Un invito a guardare a Gesù di Nazareth, il Cristo, il Figlio dell’uomo, il Figlio di Dio come ce lo narrano le Scritture e a credere, grazie ai primi testimoni, “con fede stupita e fanciulla che Lui è veramente risorto, è vivo, è il Vivente, è qui con noi. Guardiamoci gli uni gli altri con lo stesso sguardo di amore e perdono con cui Lui guarda noi. Riconosciamoci in Lui fratelli e sorelle. Tutti”: è stato l’invito del Vescovo nell’omelia della messa di Pasqua, in cattedrale.

Il cuore di tutto l’annuncio cristiano, l’unica missione della Chiesa, ha ricordato mons. Tomasi, è “annunciare la Risurrezione di Cristo, per poi poter vivere insieme, da amati e perdonati, coinvolti per l’eternità dalla vita stessa di Cristo crocifisso e risorto”.

“Lui si è presentato da Risorto esclusivamente con i tratti del perdono e della pace: la sua è immediata ed incondizionata presenza di riconciliazione e di pace”. “Guardiamo alla bellezza di Cristo Risorto, scopriremo la bellezza della forza e della fragilità dell’uomo.
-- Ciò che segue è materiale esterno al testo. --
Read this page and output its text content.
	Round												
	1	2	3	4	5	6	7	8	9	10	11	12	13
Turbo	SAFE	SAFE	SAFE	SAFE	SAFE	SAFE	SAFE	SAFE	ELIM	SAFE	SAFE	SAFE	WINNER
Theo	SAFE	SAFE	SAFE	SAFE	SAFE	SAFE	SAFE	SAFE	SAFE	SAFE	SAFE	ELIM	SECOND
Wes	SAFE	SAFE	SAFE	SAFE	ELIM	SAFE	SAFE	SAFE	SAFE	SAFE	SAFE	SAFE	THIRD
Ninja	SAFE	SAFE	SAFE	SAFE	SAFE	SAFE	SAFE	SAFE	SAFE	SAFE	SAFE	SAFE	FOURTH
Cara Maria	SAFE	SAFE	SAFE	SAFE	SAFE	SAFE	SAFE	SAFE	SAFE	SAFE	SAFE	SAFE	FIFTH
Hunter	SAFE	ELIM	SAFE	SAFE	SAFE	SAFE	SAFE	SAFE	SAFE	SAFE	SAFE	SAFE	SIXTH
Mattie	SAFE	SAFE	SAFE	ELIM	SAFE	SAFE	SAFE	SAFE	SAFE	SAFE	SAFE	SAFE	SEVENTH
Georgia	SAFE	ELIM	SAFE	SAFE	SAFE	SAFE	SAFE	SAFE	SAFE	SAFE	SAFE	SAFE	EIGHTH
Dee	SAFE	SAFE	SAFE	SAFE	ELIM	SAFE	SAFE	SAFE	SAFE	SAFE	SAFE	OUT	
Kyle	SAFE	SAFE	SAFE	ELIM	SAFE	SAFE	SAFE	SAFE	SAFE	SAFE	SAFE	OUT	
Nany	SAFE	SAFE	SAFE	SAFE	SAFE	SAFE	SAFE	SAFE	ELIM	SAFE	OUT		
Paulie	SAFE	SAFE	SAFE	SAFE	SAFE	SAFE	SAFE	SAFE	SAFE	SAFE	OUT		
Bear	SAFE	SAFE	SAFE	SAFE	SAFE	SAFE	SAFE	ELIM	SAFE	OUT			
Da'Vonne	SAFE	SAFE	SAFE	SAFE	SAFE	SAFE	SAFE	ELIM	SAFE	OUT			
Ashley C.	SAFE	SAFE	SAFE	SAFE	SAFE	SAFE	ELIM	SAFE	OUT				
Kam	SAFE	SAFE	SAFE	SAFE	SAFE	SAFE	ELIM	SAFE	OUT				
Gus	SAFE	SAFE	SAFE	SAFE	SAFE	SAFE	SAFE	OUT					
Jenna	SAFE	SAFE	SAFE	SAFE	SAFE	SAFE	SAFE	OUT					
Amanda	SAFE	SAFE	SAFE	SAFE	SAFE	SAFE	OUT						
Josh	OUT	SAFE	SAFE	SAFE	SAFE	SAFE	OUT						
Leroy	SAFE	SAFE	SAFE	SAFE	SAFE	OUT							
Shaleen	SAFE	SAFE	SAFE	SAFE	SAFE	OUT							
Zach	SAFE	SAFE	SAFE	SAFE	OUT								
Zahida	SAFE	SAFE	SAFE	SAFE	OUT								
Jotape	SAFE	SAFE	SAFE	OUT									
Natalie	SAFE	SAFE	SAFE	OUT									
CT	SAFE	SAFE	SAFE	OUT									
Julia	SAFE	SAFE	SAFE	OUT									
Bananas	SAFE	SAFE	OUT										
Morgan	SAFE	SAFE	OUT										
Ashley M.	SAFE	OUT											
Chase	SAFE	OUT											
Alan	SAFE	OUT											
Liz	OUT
Guardiamo a Lui, e ameremo ancora di più la vita, anche quando le prove sono così pesanti da farci vacillare. Accogliamolo vivo tra noi e troveremo la comunità dei fratelli e delle sorelle che già ci aspetta, e non dovremo fare altro che condividere il pane e l’esistenza, la fatica da portare e la gioia di cui inebriarci.

L’annuncio di Pasqua è il principio della vita nuova – ha concluso il Vescovo -. Auguriamoci gli uni gli altri «buona Pasqua», per dirci: coraggio, non temere, la vita ha un senso, ha senso donarci agli altri, ha ancora senso amare. Ed essere Chiesa sarà tornare di nuovo a respirare, a sperare, ad amare. Con Cristo, per Cristo, in Cristo. «Buona Pasqua»”.